Texte intégral
Q - Le Kosovo s'apprête à déclarer son indépendance. Un premier mot, Monsieur le Ministre.
R - Je souhaite bonne chance aux Kosovars. Nous n'avons pas défini notre position, nous verrons demain puisqu'il y a, à Bruxelles, une réunion des ministres des Affaires étrangères. Je souhaite bonne chance à mes amis Serbes. Je crois qu'il ne faut pas prendre les choses au tragique, c'est difficile, c'est un choix très difficile, mais il n'y a pas eu d'avancée dans la négociation, il n'y a pas eu de possibilité de se parler, malgré deux ans de négociations. Alors, on verra bien.
Je pense que c'est le début, difficile sûrement, d'une accession kosovare à l'existence indépendante. Mais, pour les Serbes, je suis sûr que c'est le début, surtout pour la jeunesse serbe, d'une venue vers l'Union européenne. Je pense qu'il n'y avait pas d'autre solution, bien que, encore une fois, je ne sois pas sûr des positions qui seront prises demain à Bruxelles. Mais ne prenons pas cela comme un événement tragique, un fracas, une déchirure, un découpage. C'est l'expression de deux peuples, on verra.
Q - A titre personnel, cela doit vous faire plaisir quand même ?
R - Je pense qu'il faut considérer cela - encore une fois, il n'est pas acquis que l'Union européenne ait une attitude unitaire - comme un succès en tout cas de la communauté internationale, des voix que l'on appelle multilatérales, donc de l'ONU. Ca n'est pas long, vous savez, 8 ans, 9 ans.
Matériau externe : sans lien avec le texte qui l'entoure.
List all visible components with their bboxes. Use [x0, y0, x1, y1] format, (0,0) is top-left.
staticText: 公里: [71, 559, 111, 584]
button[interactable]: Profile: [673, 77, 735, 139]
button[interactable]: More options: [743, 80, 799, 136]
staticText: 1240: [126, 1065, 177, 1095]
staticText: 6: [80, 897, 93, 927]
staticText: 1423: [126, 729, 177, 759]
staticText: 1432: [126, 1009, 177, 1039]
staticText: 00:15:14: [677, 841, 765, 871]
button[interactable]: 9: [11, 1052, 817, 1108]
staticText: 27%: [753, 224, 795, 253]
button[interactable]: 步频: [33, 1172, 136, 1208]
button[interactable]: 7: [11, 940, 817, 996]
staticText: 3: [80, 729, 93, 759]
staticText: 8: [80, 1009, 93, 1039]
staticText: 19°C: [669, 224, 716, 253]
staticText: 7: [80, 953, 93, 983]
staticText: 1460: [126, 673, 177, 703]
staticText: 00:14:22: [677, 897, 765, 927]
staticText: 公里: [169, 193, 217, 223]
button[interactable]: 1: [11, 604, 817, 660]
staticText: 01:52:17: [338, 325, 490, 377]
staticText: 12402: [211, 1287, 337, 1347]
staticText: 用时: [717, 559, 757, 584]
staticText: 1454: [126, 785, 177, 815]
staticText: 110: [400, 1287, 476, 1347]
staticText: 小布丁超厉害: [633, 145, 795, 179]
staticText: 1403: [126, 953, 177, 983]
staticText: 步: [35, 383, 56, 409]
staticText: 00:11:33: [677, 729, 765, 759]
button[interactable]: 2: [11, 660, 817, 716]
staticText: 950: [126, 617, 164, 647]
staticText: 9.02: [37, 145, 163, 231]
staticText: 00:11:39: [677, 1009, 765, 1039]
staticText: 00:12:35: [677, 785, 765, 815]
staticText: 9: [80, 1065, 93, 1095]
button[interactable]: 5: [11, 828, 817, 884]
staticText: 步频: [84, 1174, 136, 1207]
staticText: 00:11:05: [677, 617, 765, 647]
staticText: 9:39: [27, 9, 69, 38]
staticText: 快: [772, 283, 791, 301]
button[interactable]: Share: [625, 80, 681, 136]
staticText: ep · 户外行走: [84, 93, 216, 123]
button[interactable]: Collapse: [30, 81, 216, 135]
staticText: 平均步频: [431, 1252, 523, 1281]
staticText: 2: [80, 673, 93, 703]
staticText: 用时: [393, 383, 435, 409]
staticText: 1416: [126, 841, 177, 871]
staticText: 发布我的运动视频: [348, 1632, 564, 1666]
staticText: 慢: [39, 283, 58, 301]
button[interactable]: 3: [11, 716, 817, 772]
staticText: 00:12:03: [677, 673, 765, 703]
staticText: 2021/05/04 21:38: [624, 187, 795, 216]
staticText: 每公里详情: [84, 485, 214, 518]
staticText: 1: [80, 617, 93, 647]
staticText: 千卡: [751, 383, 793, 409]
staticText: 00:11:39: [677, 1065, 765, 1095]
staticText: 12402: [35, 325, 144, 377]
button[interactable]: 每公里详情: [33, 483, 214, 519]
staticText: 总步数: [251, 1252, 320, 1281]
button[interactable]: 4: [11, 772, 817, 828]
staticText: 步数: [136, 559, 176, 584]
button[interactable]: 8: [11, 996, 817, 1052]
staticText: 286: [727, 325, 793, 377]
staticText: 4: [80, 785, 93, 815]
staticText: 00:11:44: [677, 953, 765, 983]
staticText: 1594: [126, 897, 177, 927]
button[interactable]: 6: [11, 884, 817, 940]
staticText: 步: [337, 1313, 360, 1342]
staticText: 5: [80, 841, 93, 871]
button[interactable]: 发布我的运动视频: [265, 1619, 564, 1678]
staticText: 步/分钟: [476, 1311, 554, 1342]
Regardez ce qui se passe ici.
Il y a eu des guerres, des malheurs, des choses épouvantables qui se sont passées dans cette région difficile des Balkans. Là, je crois que ce sera un évènement qui mettra fin à certaines souffrances.
Q - Il y a un refus russe de la décision des Kosovars...
R - Oui. Il y a des refus d'autres pays aussi, ce sont leurs affaires, il y en a qui refusent parce qu'ils pensent que c'est un précédent. Moi, je crois que tout vaut mieux que de se déchirer et se faire la guerre.
Q - Il n'y a pas un danger de crise en Europe ?
R - Mais il y avait une crise déjà en Europe, il y a un danger de la régler, je trouve donc que c'est un danger très positif.
Q - Pensez-vous que l'élimination de Mougnieh fasse craindre des représailles ici en Israël ? Nasrallah a émis des choses très graves.
R - Je ne sais pas. Vous savez, il y a un cycle de représailles et d'assassinats dans cet endroit du monde qui devrait s'arrêter et je souhaite qu'il s'arrête. De toute façon je pense que l'assassinat n'est pas la méthode de règlement politique du conflit.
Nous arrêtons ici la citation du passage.